Doxorubicin (DOX) is a powerful antineoplastic FDA-approved anthracycline-derived antibiotic and is considered as the most suitable intervention for solid tumors and hematological cancers therapy. However, its therapeutic application is highly limited due to acute and chronic renal, hematological and testicular toxicity. Oxidative stress, lipid peroxidation and apoptosis in germ cells as well as low sperm count, motility and disturbing steroidogenesis are the principal machineries of DOX-induced testicular toxicity. Nevertheless, the comprehensive molecular pathways responsible for DOX-induced testicular damage are not yet fully understood. The current study aims to clarify the role of autophagy and apoptotic signaling pathways in testicular toxicity induced by DOX in the rat model. The study also investigates the potential role of both titanium dioxide nanoparticles (TiO₂NP) loaded with DOX and Lactoferrin in combination with DOX in mitigating testicular toxicity induced by DOX the standard antitumor drug. In the present study, male Wister albino rats were intoxicated with a total cumulative dose of DOX (18 mg/kg) via intra-peritoneal injection and served as positive control group. The other two groups administered either TiO₂NP-DOX or lactoferrin-DOX. Furthermore, biochemical and molecular analyses were then performed. DOX intoxication induced testicular toxicity, revealing mineral imbalance as indicated by an increase in both calcium and magnesium concentrations. Administration of either TiO₂NP-DOX or lactoferrin-DOX resulted in a significant modulation of disrupted mineral concentrations, with TiO₂NP-DOX showing superiority in modulating both magnesium and calcium concentrations. Acid Phosphatase level significantly increased upon DOX-induced testicular damage.

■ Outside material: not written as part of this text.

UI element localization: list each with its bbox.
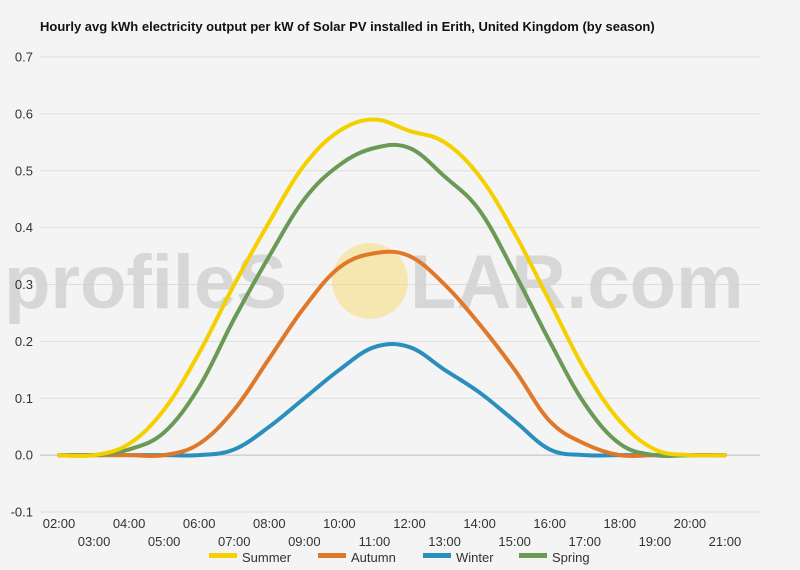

Molecular analysis of EGFR and K-RAS gene expression showed significant overexpression, while p53 and JAK-2 gene expression was significantly reduced post-DOX intoxication. Protein expression of both AKT and PI3K significantly increased upon DOX administration. Results showed a remarkable modulation of all disrupted gene and protein expressions upon treatment with TiO₂NP-DOX or Lactoferrin-DOX with the superiority of TiO₂NP-DOX in modulating these parameters. In conclusion, TiO₂NP-DOX could be a promising drug delivery system to improve bioavailability and drug release, as well as reducing DOX's adverse effects particularly on testicular function.